2 Mars 2014 , Rédigé par niduab Publié dans #Presse aidant

 Je poursuis la démarche commencée le mois dernier en m’appuyant sur les éditoriaux du journal le Monde. Avec les tensions internationales qui reprennent de plus belle en ce début d’année y compris en Europe je pense que cet examen légèrement rétrospectif est nécessaire pour ne pas se laisser déborder par l’actualité médiatique dévorante.

 Si je continue cet exercice les mois prochains , et je pense que ça restera nécessaire, je pourrai utiliser les éditoriaux d’autres journaux que je lis aussi, mais que je ne conserve pas, alors que le Monde que je reçois par internet je garde tous exemplaires au moins deux mois.

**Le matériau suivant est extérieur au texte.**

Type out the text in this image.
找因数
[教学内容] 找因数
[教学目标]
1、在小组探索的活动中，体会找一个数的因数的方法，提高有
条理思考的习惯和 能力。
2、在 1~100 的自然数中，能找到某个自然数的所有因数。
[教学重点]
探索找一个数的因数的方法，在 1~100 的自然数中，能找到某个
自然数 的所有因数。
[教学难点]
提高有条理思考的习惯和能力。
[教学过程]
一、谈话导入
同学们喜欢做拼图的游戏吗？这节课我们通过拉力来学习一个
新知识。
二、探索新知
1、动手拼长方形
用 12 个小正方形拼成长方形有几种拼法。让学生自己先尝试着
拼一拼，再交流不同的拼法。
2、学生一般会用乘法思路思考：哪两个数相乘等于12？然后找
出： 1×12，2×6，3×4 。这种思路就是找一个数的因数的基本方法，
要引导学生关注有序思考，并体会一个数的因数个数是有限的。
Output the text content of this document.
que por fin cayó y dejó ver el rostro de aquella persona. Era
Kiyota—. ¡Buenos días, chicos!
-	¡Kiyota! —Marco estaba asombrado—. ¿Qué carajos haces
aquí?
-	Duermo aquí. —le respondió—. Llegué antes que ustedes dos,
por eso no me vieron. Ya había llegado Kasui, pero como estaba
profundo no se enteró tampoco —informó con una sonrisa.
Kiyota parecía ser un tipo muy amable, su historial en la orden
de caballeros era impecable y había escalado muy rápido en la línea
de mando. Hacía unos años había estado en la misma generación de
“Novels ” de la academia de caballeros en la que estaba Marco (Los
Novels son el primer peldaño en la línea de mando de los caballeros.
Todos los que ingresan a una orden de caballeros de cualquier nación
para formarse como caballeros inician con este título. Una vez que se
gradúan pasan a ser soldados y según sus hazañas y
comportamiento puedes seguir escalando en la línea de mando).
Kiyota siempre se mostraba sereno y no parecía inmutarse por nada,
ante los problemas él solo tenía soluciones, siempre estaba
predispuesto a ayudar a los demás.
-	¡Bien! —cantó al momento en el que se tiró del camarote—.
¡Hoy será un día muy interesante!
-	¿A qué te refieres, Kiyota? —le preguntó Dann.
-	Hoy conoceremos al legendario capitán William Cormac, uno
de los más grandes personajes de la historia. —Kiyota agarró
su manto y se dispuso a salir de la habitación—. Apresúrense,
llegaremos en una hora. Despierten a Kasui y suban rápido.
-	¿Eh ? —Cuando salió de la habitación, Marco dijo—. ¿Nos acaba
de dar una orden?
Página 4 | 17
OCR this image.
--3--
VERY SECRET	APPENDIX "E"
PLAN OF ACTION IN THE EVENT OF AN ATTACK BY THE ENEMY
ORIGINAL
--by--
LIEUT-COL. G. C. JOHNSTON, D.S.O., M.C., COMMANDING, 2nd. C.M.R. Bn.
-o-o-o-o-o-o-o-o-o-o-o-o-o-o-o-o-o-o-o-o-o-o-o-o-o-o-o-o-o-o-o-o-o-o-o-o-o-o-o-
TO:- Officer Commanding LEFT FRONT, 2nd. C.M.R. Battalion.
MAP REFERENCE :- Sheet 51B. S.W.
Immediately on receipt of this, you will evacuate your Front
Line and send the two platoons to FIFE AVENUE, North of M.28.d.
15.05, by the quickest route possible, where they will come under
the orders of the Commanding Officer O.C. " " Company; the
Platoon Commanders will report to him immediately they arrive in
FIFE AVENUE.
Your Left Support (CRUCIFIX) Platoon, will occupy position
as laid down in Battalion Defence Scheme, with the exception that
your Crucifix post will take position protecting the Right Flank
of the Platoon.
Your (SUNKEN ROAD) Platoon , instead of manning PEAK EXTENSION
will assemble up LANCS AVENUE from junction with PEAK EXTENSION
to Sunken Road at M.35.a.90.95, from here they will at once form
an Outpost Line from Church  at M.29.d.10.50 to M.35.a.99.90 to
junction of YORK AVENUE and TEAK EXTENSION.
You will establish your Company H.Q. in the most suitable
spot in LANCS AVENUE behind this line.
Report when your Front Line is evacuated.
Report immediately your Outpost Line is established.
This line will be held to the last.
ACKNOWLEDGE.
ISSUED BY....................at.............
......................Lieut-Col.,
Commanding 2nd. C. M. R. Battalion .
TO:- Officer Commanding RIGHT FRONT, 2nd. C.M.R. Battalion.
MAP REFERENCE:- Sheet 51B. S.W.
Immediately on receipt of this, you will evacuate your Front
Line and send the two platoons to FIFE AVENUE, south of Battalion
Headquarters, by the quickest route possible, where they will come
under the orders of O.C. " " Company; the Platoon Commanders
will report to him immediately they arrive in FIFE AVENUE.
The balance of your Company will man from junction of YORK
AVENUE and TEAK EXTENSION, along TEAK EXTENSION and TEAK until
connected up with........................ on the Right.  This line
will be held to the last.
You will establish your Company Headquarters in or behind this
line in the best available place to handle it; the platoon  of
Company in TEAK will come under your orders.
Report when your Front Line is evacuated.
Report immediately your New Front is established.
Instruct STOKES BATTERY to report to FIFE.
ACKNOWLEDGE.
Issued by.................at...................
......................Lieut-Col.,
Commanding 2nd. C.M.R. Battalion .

 Pour le mois de février sur les 26 éditoriaux, trois concernaient directement l’Ukraine plus un sur les jeux olympiques de Poutine où la situation en Ukraine était déjà évoquée. Le sujet est aujourd’hui particulièrement chaud, et demain sans doute encore plus aussi ai-je envisagé un moment, de ne retenir que ces éditoriaux là.

 Finalement je n’ai retenu qu’un seul éditorial sur l’Ukraine, le dernier, auquel j’ajoute un édito sur la question du climat et un autre sur l’Egypte.

 Le mois de mars sera un autre mois, mais j’ai bien peur que les sujets proposés soient sensiblement les même sauf si de nouveaux foyers de tensions font subitement l’actualité….  

    

Editorial du 17/2 : Les Etats face à la réalité des dérèglements climatiques.

 « Pour justifier l'inaction de la plupart des gouvernements dans la lutte contre le changement climatique, il est assez facile d'évoquer la dictature du court terme à laquelle sont soumis les dirigeants pour faire leur choix. Prendre des mesures pour enrayer l'ascension du chômage ou l'effondrement du tissu industriel apparaît toujours plus urgent que de se soucier de la hausse importante des températures d'ici à la fin du siècle, annoncée avec toujours plus de certitudes par les scientifiques. A cette échelle de temps, le chômeur d'aujourd'hui ne sera pas l'électeur de demain.

 " Pour comprendre la réalité du réchauffement, il faut avoir de l'eau dans son salon. " La formule est de Mohamed Nasheed. En 2010, l'ancien président des Maldives avait ainsi exprimé son amertume, partagée par les dirigeants des pays les plus exposés aux conséquences de la transformation du climat, face à l'indifférence des grands pollueurs.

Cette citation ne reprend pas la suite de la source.